Ex-chefe de gabinete do prefeito de Manaus é presa em operação contra núcleo político do Comando Vermelho
Ex-chefe de gabinete de prefeito presa em operação contra CV

Ex-chefe de gabinete do prefeito de Manaus é presa em operação contra núcleo político do Comando Vermelho

A Operação Erga Omnes, desencadeada pela Polícia Civil do Amazonas, resultou na prisão de Anabela Cardoso Freitas, policial civil e ex-chefe de gabinete do prefeito de Manaus, David Almeida (Avante). A ação, que mira o suposto "núcleo político" do Comando Vermelho no estado, foi alvo de duras críticas do prefeito durante coletiva de pré-candidatura ao Governo do Amazonas, realizada nesta segunda-feira (23).

Críticas do prefeito e defesa da ex-assessora

David Almeida questionou publicamente os resultados da operação, afirmando: "Que operação é essa que não prendeu um traficante, não apreendeu um carro, um quilo de droga?! Essa operação é tão autêntica quanto uma nota de 300". O prefeito declarou que a ação teria como objetivo manchar sua imagem política e garantiu que provará sua inocência, ressaltando que não é alvo nem investigado na operação.

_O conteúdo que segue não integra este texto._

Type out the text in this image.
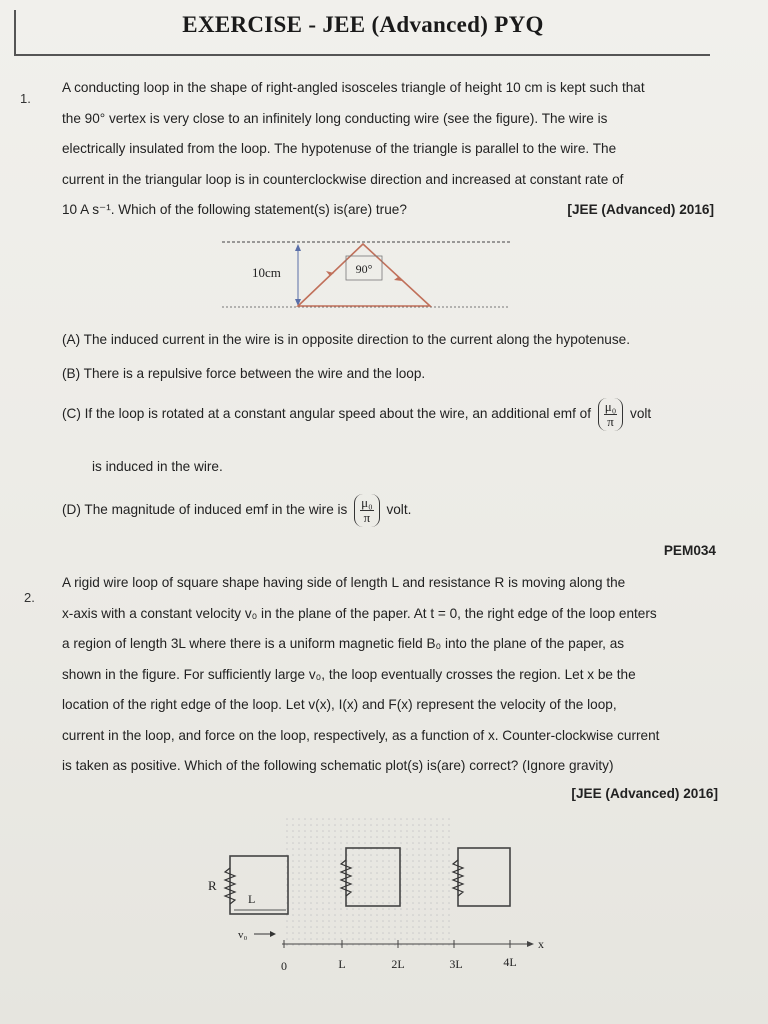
EXERCISE - JEE (Advanced) PYQ
1.
A conducting loop in the shape of right-angled isosceles triangle of height 10 cm is kept such that
the 90° vertex is very close to an infinitely long conducting wire (see the figure). The wire is
electrically insulated from the loop. The hypotenuse of the triangle is parallel to the wire. The
current in the triangular loop is in counterclockwise direction and increased at constant rate of
10 A s⁻¹. Which of the following statement(s) is(are) true?	[JEE (Advanced) 2016]
90°
10cm
(A) The induced current in the wire is in opposite direction to the current along the hypotenuse.
(B) There is a repulsive force between the wire and the loop.
(C) If the loop is rotated at a constant angular speed about the wire, an additional emf of $\frac{\text{μ₀}}{\pi}$ volt
is induced in the wire.
(D) The magnitude of induced emf in the wire is $\frac{\text{μ₀}}{\pi}$ volt.
PEM034
2.
A rigid wire loop of square shape having side of length L and resistance R is moving along the
x-axis with a constant velocity v₀ in the plane of the paper. At t = 0, the right edge of the loop enters
a region of length 3L where there is a uniform magnetic field B₀ into the plane of the paper, as
shown in the figure. For sufficiently large v₀, the loop eventually crosses the region. Let x be the
location of the right edge of the loop. Let v(x), I(x) and F(x) represent the velocity of the loop,
current in the loop, and force on the loop, respectively, as a function of x. Counter-clockwise current
is taken as positive. Which of the following schematic plot(s) is(are) correct? (Ignore gravity)
[JEE (Advanced) 2016]
R
L
v₀
x
0	L	2L	3L	4L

Sobre Anabela Freitas, Almeida foi enfático: "Ela é da minha confiança e vai continuar trabalhando comigo", afirmando sua inocência e se comprometendo a ajudar a custear sua defesa, se necessário. A investigação, no entanto, aponta que a ex-chefe de gabinete teria movimentado cerca de R$ 1,5 milhão em favor da facção criminosa através de empresas de fachada.

Esquema milionário e prisões em série

Segundo as investigações, a organização criminosa movimentou aproximadamente R$ 70 milhões desde 2018, atuando em conjunto com traficantes do Amazonas e de outros estados. O esquema utilizava empresas de fachada nos setores de transporte e logística para comprar drogas na Colômbia e distribuí-las a partir de Manaus para outras unidades da federação.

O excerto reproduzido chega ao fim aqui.